The Better Liar(67)



A muscle in my thigh twitched, as if something had bitten me. “What?”

“You know…” He sighed. “Did you say anything to her, did you…”

“Did I tell her about your disgusting habit?” I asked. I thought about rocking my knee sideways to touch his, to show I was joking, and then I remembered what Nancy had said at the Frontier, about men who wanted to be in control.

He shook his head. “I don’t mean that. Just if you guys fought, or you told her—I don’t know.” He shifted his weight onto the edge of the step, jostling the blanket, which slipped off his back onto the porch steps.

“I didn’t tell her anything,” I said. “If there’s something wrong with Leslie, it was wrong before I got here.”

“Yeah, whatever,” he said, putting his hands on his knees like he was about to stand.

“Dave?” I said. “Are you ever scared?”

He cocked his head. “Of what?”

“Of her?” I said, unable to stop my voice from ticking up at the end.

Dave laughed, and just like before it warmed me against my will. I found myself unable to really believe it could be like Nancy had said. He didn’t seem like the kind of man who could hurt anybody. But neither did Sam, with his round belly and pink ears. “Sure,” he said. “She’s, you know, five foot ten, wicked serve. Play volleyball against Leslie, fear for your testicles.”

    “Oh,” I said. “Right.” He stood up, and I reached for him. My fingers brushed against one of his knees, where the bone protruded knobbily; it made me feel sort of tender toward him, as if I knew him, maybe because I could imagine him as a teenager, all that stark bony flesh. “Hey, do you have another joint?” I asked, wanting to keep him with me a second or two longer.

He stared at me. I thought about Leslie finding his messages with Elaine, all that money gone to some other woman. I thought about Paul and the girl at his house, that girl who’d looked like me, my replacement. For a second they almost looked the same to me, Dave and Paul; I could have wanted to kill him too, if I’d loved him more. If I’d loved him as much as Leslie did. “I don’t do it that often,” he said finally, moving toward the door.

My hand stayed in the air where his knee had been, hovering uncertainly, so that it looked like I was saying, over and over again, Hello, or maybe So-so. “Could you put me in touch, then?”

“With my dealer?” His hand closed over the doorknob. “I guess so.”

“What’s his number?”

“Hers,” he said, fumbling in his pocket for his phone. “Um…” He read me the number, then added, “Elaine. Tell her you’re my sister-in-law, it’ll be fine.”

“Elaine,” I repeated, my fingers pausing against my own phone screen, which lit me sickly from below.

“Don’t tell Leslie, okay?” he added, opening the door.

“Right,” I said, tapping Elaine Campbell’s name into my phone. “I won’t tell Leslie.”

He went inside, pressing his fingertips against the glass door to keep it from slamming. I stayed seated on the porch, staring at the way the streetlight picked out the small downy hairs on my thighs.





43


    Mary


The inside of the Bernalillo County jail was so ordinary—a little tan lobby with linoleum floors and plastic plants. I don’t know what I expected. Bars over everything, maybe, or a big hefty guard at the door. The only guard was the clerk sitting at a desk protected by Plexiglas, chewing on the nubby end of a pen cap.

Nancy had walked in ahead of me and she went up to the clerk. “I’m here to see one of the prisoners, Francis Clery.” She slid her badge into the well beneath the glass.

The clerk studied it briefly, then glanced up at me. “Who’s that?”

“This is Robin Voigt. She’s going to sit in.”

I held my breath. He pursed his lips. “Okay,” he said at last. “ID.”

I fumbled in my purse.

After the clerk was done taking my information, Nancy and I went to sit in the plastic chairs lining the far wall. They were textured to feel like sand, and my hands started sweating as soon as I gripped the edges. I let go, trying to relax. My body drifted toward Nancy—close, too close—and I whispered, “How long until we can go in?”

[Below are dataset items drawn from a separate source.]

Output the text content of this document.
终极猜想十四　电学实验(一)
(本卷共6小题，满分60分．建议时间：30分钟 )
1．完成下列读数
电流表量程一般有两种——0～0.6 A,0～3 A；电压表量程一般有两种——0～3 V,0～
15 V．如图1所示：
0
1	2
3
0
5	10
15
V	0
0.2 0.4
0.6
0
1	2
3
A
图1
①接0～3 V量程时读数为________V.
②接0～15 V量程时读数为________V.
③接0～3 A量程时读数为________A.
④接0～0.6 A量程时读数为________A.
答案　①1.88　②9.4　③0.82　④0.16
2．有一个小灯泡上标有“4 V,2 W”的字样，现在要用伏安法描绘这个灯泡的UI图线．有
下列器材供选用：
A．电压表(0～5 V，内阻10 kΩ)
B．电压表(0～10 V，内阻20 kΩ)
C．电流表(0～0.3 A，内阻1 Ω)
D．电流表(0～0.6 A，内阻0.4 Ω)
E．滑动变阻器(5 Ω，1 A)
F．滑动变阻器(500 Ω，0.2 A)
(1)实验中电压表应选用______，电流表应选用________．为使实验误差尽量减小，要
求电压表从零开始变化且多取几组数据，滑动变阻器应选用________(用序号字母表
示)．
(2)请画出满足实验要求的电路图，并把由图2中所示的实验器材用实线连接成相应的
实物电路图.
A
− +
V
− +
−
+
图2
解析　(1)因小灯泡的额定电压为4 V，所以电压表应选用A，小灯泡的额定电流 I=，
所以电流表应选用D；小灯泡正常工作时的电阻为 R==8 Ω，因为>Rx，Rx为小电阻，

Nancy was straight-backed. “Depends on whether he’s in the middle of a structured block of time. Could be five minutes, could be an hour. He can refuse to talk if he wants. Then they’ll come out and tell us to go.”

    I didn’t know what I’d do if that happened. I ran my tongue over my teeth, thinking.

There was no television in the lobby, no reading material—which was the only thing that distinguished it from a dentist’s office. I stared at the peach-colored metal door. It had a little window cut into the top, crisscrossed by thin metal bars. Almost the only thing.

It was nearly an hour before an officer came to the door and nodded at us. I had been watching Nancy play Words With Friends on her phone. She was a terrible speller, which she tried to hide from me by tilting the screen away, but I could tell. I watched her laboriously assemble D-A-C-K-E-R-Y and frown when the game kicked it back to her.